Norfolk State University and the Virginia Beach Cultural Affairs Department will release “Black Futures: The Art of Resistance,” a podcast dedicated to detailing Black resistance and arts on June 19.

“We’re following the spirit of Black History Month; a lot of people have absolutely no idea about the month,” said Cassandra Newby-Alexander, producer of the podcast and Norfolk State University history professor who has led extensive research into local Black history.

The beginning of the podcast series details forms of resistance and showcases two Black artists.

The podcast features Brittney S. Harris, an award-winning playwright and Old Dominion theater professor. Her theater work is known for being infused with ideas of resilience and redemption, and she uses her platform to bring awareness to social injustice and racial inequality.
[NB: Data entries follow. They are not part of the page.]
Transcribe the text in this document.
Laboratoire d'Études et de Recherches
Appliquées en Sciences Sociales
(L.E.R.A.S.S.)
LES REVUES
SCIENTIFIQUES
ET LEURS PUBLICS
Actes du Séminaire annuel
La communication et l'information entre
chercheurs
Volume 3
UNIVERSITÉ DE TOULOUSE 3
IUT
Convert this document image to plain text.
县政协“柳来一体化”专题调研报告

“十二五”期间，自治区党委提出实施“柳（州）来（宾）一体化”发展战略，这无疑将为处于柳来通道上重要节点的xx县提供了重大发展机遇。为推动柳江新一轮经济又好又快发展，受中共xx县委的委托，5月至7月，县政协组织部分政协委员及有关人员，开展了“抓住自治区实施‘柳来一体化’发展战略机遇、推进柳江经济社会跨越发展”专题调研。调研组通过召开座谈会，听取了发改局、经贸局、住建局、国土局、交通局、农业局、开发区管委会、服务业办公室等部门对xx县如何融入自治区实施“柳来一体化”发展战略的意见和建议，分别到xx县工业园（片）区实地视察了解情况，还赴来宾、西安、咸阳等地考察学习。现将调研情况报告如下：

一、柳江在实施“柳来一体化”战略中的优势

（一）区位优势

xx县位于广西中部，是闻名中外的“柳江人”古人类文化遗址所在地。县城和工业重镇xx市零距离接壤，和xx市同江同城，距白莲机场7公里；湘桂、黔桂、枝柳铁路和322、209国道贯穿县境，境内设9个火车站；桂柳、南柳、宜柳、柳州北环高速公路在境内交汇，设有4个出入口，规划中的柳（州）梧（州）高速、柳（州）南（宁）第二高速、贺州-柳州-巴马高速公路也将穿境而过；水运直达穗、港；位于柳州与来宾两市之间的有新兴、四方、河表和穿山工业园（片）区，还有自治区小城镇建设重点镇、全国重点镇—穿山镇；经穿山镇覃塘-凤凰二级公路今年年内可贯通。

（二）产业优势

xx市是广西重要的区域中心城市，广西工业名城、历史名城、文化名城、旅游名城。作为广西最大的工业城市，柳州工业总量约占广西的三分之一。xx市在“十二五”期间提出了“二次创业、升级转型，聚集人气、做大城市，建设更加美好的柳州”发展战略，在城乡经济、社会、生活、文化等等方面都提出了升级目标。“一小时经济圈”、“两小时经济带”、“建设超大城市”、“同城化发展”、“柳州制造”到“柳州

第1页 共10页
It also features Curtis Stewart, a Grammy-nominated, award-winning composer and violinist, elaborates on his work and how he uses his ethnicity and culture in his compositions.

“He talks about the world he lives in, and how African Americans are expected to operate in those spaces,” Newby-Alexander said. “He’s very much aware of his identity as a Black person but also aware of his identity as a biracial individual.”

The two artists bring forward their experiences and backgrounds to give listeners an idea of their work as African Americans. They’re asked numerous questions to give insight on Black art subjects.

“(Ron Karenga) said that Black art should have three criteria: functional, collective, and committed. They actually loved that construct and talked about it as it related to the work they do,” Newby-Alexander said, referring to the activist who is credited with creating the Kwanzaa holiday.

The podcast highlights the importance of resistance through art “(and) the remaking that artists are trying to do, and trying to not remake Black people into another box but to add a multitude of voices, so Black people have the freedom to be who they are, which is individuals,” Newby-Alexander said.

“Black Futures: The Art of Resistance” is available June 19 through the City of Virginia Beach and other podcast platforms.